Crowdfunding on Kiva provides an innovative way to protect our shared environment and engage in the expansion of renewable and sustainable energy sources worldwide. Visitors to kiva.org/green may browse profiles and stories of borrowers and choose one they want to support with a loan of $25 or more. When the borrower successfully repays, you can choose to relend that $25 to another person or withdraw your money from the system. Overall, borrowers on Kiva.org have a 98% repayment rate. Kiva’s green loan portfolio includes borrowers seeking access to clean and renewable energy products as well as loans to social entrepreneurs developing or distributing those products.
To date, people on Kiva.org have crowdfunded $5.8 million for more than 39,000 green loans in 29 countries. Each of these loans were crowdfunded–$25 at a time–by 91,000 people from 102 countries; proof of a sustainable model and a compelling mission shared around the world.
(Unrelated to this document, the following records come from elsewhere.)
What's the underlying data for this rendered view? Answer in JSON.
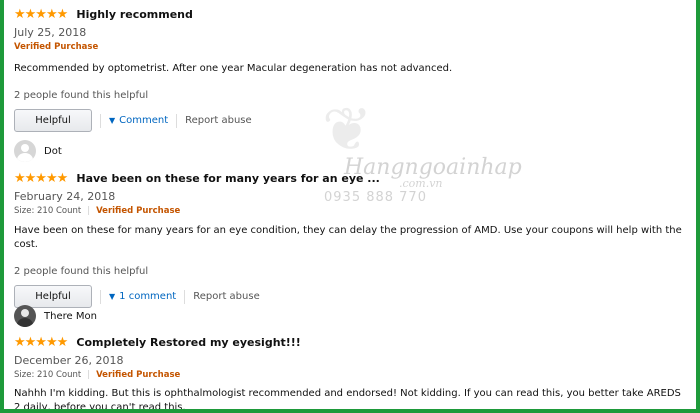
{
  "reviews": [
    {
      "stars": "★★★★★",
      "title": "Highly recommend",
      "date": "July 25, 2018",
      "verified": "Verified Purchase",
      "body": "Recommended by optometrist. After one year Macular degeneration has not advanced.",
      "helpful_count": "2 people found this helpful",
      "helpful_label": "Helpful",
      "comment_label": "Comment",
      "abuse_label": "Report abuse"
    },
    {
      "reviewer": "Dot",
      "stars": "★★★★★",
      "title": "Have been on these for many years for an eye ...",
      "date": "February 24, 2018",
      "size": "Size: 210 Count",
      "verified": "Verified Purchase",
      "body": "Have been on these for many years for an eye condition, they can delay the progression of AMD. Use your coupons will help with the cost.",
      "helpful_count": "2 people found this helpful",
      "helpful_label": "Helpful",
      "comment_label": "1 comment",
      "abuse_label": "Report abuse"
    },
    {
      "reviewer": "There Mon",
      "stars": "★★★★★",
      "title": "Completely Restored my eyesight!!!",
      "date": "December 26, 2018",
      "size": "Size: 210 Count",
      "verified": "Verified Purchase",
      "body": "Nahhh I'm kidding. But this is ophthalmologist recommended and endorsed! Not kidding. If you can read this, you better take AREDS 2 daily, before you can't read this."
    }
  ],
  "watermark": {
    "main": "Hangngoainhap",
    "sub": ".com.vn",
    "phone": "0935 888 770"
  },
  "colors": {
    "border": "#1e9a3a",
    "star": "#ff9900",
    "verified": "#c45500",
    "link": "#0066c0"
  }
}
In many developing nations, clean energy products are expensive, and oftentimes unavailable at the “last mile.” Despite the health benefits and potential energy and cost savings of utilizing renewable energy sources, most cannot afford the high upfront costs without access to financing. Finding financing for clean energy products is rare, in both industrialized and developing countries.
The social entrepreneurs who are developing creative solutions to environmental problems struggle to find the capital they need scale their ideas and bring their products to market. This is where Kiva plays a significant role. With thousands of lenders worldwide who don’t think like banks, Kiva can be a powerful source of flexible, risk-tolerant capital. Through Kiva Labs, Kiva is directing more and more of this crowdfunded capital to social enterprises, NGOs, and microfinance institutions that are going beyond classic microfinance to take on issues like education, clean energy, agriculture and others that are central to poverty alleviation and economic opportunity.
As Kiva states;
“When loans focus on helping individuals climb out of poverty and facilitate a movement toward clean and sustainable energy, the results are clear: the United Nations has positioned clean technologies at the center of global responses to climate change and notes that ending energy poverty results in higher rates of primary education, women’s empowerment, maternal health, and rural youth employment.”